5. Baseline Models and Comparative Results
MomaGraph-Bench evaluates a spectrum of open- and closed-source VLMs. The following table displays overall accuracy (%) in the Graph-then-Plan (“w/ Graph”) setting:
| Model | Accuracy (%) |
|---|---|
| Claude-4.5-Sonnet | 73.9 |
| GPT-5 | 71.6 |
| Gemini-2.5-Pro | 71.6 |
| MomaGraph-R1 (ours) | 71.6 |
| Qwen2.5-VL-7B | 60.2 |
| LLaVA-OneVision-7B | 55.6 |
| DeepSeek-VL2 | 54.3 |
| InternVL2.5-8B | 51.1 |
| LLaVA-V1.5-7B | 44.8 |
| InstructBLIP-7B | 39.5 |
MomaGraph-R1 (7B RL-trained) achieves a +11.4% absolute gain over its pretrained base (Qwen2.5-VL-7B) and matches the performance of closed-source models. Ablations reveal that unified spatial+functional graphs (71.6%) exceed both spatial-only (59.9%) and functional-only (64.9%) approaches.

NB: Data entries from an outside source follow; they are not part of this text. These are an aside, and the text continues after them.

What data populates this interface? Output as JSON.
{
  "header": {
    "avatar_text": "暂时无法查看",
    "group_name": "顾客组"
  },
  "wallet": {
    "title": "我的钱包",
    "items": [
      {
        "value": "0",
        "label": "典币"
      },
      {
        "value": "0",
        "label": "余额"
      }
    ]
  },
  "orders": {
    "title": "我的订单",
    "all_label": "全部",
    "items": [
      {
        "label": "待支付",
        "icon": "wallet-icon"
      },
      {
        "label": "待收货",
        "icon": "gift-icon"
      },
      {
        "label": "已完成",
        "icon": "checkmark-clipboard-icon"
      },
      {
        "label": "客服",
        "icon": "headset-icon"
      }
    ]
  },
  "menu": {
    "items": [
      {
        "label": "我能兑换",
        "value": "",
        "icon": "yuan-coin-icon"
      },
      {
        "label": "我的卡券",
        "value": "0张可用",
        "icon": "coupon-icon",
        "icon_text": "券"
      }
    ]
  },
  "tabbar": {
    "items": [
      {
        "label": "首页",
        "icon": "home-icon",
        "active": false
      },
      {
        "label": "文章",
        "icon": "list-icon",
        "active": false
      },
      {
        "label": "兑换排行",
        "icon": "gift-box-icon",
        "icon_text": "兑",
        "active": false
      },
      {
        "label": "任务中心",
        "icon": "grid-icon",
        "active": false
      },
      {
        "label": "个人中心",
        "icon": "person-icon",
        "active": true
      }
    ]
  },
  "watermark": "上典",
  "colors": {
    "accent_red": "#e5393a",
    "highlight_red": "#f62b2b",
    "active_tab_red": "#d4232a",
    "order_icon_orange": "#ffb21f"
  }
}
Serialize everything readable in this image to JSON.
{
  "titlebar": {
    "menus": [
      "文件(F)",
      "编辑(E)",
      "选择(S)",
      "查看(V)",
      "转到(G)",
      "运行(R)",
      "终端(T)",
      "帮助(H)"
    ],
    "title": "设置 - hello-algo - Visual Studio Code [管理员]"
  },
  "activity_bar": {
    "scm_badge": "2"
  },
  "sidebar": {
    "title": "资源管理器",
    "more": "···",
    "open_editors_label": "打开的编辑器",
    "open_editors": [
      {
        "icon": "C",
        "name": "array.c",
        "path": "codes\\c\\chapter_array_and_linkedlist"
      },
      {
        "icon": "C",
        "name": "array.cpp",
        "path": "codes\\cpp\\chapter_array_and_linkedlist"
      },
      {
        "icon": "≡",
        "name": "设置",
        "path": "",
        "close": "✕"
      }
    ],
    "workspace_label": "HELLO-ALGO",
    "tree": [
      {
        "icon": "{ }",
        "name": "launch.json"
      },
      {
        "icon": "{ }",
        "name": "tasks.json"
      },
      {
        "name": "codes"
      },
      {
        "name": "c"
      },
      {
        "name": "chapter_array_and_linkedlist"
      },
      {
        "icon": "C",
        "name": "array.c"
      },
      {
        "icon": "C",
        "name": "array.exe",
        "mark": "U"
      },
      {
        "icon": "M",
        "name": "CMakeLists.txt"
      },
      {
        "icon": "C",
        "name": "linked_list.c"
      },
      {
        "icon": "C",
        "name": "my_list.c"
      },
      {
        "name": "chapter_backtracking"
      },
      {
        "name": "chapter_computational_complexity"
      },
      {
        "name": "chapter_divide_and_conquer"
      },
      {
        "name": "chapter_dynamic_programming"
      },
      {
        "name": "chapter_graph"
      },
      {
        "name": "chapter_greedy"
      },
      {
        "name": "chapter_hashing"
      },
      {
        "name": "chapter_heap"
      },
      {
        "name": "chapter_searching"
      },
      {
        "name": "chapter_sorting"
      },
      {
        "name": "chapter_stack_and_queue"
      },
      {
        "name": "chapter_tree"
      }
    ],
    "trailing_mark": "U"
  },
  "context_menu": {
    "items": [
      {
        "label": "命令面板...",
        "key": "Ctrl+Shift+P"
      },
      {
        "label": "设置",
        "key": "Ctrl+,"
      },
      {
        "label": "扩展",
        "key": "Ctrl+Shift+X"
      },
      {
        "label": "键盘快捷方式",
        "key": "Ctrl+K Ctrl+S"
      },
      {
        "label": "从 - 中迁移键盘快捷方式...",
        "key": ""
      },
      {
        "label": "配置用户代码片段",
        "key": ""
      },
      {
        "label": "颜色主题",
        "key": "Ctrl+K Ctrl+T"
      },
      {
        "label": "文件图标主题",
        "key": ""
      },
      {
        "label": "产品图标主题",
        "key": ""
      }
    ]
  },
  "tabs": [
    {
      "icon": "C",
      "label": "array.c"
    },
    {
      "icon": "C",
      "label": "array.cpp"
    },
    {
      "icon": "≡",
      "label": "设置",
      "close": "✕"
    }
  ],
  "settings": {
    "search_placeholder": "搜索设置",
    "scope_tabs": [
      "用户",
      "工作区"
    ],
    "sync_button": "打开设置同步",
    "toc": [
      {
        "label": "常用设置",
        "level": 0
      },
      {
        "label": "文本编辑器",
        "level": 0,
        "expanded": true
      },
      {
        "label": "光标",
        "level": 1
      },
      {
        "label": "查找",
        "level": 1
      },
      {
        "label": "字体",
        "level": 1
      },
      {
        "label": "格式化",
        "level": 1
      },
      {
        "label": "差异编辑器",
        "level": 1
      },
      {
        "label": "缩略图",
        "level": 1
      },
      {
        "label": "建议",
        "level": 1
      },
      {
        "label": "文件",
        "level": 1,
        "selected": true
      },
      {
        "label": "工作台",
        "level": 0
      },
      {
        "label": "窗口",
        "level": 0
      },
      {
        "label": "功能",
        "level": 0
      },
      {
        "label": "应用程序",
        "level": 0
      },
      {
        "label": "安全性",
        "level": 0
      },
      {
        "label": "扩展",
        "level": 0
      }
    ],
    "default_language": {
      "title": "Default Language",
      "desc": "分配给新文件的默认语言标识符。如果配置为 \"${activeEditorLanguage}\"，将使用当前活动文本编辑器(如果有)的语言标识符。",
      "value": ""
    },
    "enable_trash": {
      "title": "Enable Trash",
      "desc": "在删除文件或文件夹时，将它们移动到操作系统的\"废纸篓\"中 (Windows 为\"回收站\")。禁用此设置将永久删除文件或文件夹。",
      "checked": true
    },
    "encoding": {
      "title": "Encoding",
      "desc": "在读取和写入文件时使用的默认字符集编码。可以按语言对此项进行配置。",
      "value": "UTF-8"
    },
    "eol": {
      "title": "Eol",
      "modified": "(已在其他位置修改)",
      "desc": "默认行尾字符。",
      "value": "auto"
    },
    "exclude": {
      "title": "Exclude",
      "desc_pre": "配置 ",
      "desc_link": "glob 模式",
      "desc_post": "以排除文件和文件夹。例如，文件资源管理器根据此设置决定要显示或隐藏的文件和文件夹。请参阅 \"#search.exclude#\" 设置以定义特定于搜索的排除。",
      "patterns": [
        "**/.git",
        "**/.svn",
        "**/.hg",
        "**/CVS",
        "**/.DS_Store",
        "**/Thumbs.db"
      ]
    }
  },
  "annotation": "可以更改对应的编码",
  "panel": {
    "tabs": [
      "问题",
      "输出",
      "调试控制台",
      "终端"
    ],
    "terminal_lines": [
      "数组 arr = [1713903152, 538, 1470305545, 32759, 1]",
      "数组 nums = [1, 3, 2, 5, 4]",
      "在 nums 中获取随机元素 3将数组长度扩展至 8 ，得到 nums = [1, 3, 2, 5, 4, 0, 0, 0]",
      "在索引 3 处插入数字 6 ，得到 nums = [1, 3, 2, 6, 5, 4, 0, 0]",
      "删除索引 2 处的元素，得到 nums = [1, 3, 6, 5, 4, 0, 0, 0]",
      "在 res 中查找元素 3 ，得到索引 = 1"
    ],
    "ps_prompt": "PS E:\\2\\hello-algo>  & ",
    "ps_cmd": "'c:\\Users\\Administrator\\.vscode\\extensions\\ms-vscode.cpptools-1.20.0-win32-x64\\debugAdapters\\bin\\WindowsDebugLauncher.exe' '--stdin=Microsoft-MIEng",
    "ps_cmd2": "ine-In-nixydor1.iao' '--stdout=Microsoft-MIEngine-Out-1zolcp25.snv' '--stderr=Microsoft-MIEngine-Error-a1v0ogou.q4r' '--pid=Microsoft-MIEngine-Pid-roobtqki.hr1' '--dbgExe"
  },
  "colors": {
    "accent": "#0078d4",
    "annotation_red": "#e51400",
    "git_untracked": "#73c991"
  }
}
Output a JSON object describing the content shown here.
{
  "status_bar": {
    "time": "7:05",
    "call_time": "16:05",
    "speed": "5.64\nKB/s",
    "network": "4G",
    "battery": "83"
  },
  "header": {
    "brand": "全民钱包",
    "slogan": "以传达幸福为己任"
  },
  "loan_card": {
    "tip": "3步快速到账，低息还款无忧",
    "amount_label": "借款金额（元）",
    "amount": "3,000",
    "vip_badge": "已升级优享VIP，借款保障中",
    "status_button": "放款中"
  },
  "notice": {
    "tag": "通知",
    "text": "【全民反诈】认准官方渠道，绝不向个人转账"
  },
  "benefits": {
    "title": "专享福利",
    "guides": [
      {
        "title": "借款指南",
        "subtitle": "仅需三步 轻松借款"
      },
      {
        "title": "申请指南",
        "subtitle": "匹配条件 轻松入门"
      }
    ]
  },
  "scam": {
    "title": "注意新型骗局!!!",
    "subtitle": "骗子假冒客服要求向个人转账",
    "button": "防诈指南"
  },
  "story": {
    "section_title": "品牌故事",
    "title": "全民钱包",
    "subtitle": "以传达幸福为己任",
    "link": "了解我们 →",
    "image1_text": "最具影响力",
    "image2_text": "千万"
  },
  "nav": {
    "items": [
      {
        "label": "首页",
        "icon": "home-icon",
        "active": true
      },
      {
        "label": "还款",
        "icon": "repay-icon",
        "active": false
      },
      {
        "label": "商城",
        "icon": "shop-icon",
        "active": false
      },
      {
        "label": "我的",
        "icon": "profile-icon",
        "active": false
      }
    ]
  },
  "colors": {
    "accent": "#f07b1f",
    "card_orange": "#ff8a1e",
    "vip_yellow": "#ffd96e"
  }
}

Among training regimes, reinforcement learning with specialized graph-alignment rewards is essential: supervised finetuning (SFT: 63.9%) and in-context learning (ICL: 60.2%) lag behind.
Reward-weight sensitivity analyses demonstrate stability within ±3.5% accuracy across hyperparameter adjustments, supporting reproducibility and robustness.
6. Insights, Limitations, and Applications
Key insights from MomaGraph-Bench include:
- Explicit Intermediate Representations: The explicit incorporation of task-oriented scene graphs as an intermediate step (Graph-then-Plan) yields consistent improvements in both closed- and open-source VLMs.
- Graph Structure: Unified spatial–functional scene graphs are disproportionately beneficial for multi-step and complex manipulation tasks relative to single-relation graphs.
- Training Paradigms: Reinforcement learning that directly aligns graph outputs with downstream planning utility significantly outperforms SFT and ICL.
- Limitations of Current VLMs: The benchmark reveals that most vision–LLMs degrade sharply on Tier 4 (dynamic verification, flexible re-planning) tasks, highlighting persistent generalization bottlenecks.
- Broad Applicability: As a diagnostic tool, MomaGraph-Bench supports evaluation of embodied navigation, object manipulation (via affordance and precondition reasoning), multi-view perception, and long-horizon planning.
A plausible implication is that widespread adoption of task-aligned graph intermediates could influence both robotics and multimodal AI, suggesting fruitful areas for further research in scalable graph construction, multi-modal fusion, and robust plan execution (Ju et al., 18 Dec 2025).
7. Future Directions and Research Opportunities
MomaGraph-Bench establishes a principled standard for evaluating scene graph-based planning but also highlights several open challenges:
- Scalability: Extending annotations and reasoning complexity to larger and more diverse household environments.
- Generalization: Robustness to highly novel scenes, object configurations, and manipulator types.
- Multi-Modal Expansion: Incorporating modalities such as audio or haptics into scene graph structure and associated VQA.
- Improved Cross-Modal Reasoning: Deeper integration of spatial, functional, and temporal information during policy rollout.
This suggests an ongoing research agenda centered on improving multimodal scene understanding, advancing RL-based VLM training strategies, and bridging the gap from simulated benchmarks to reliable physical robot deployments.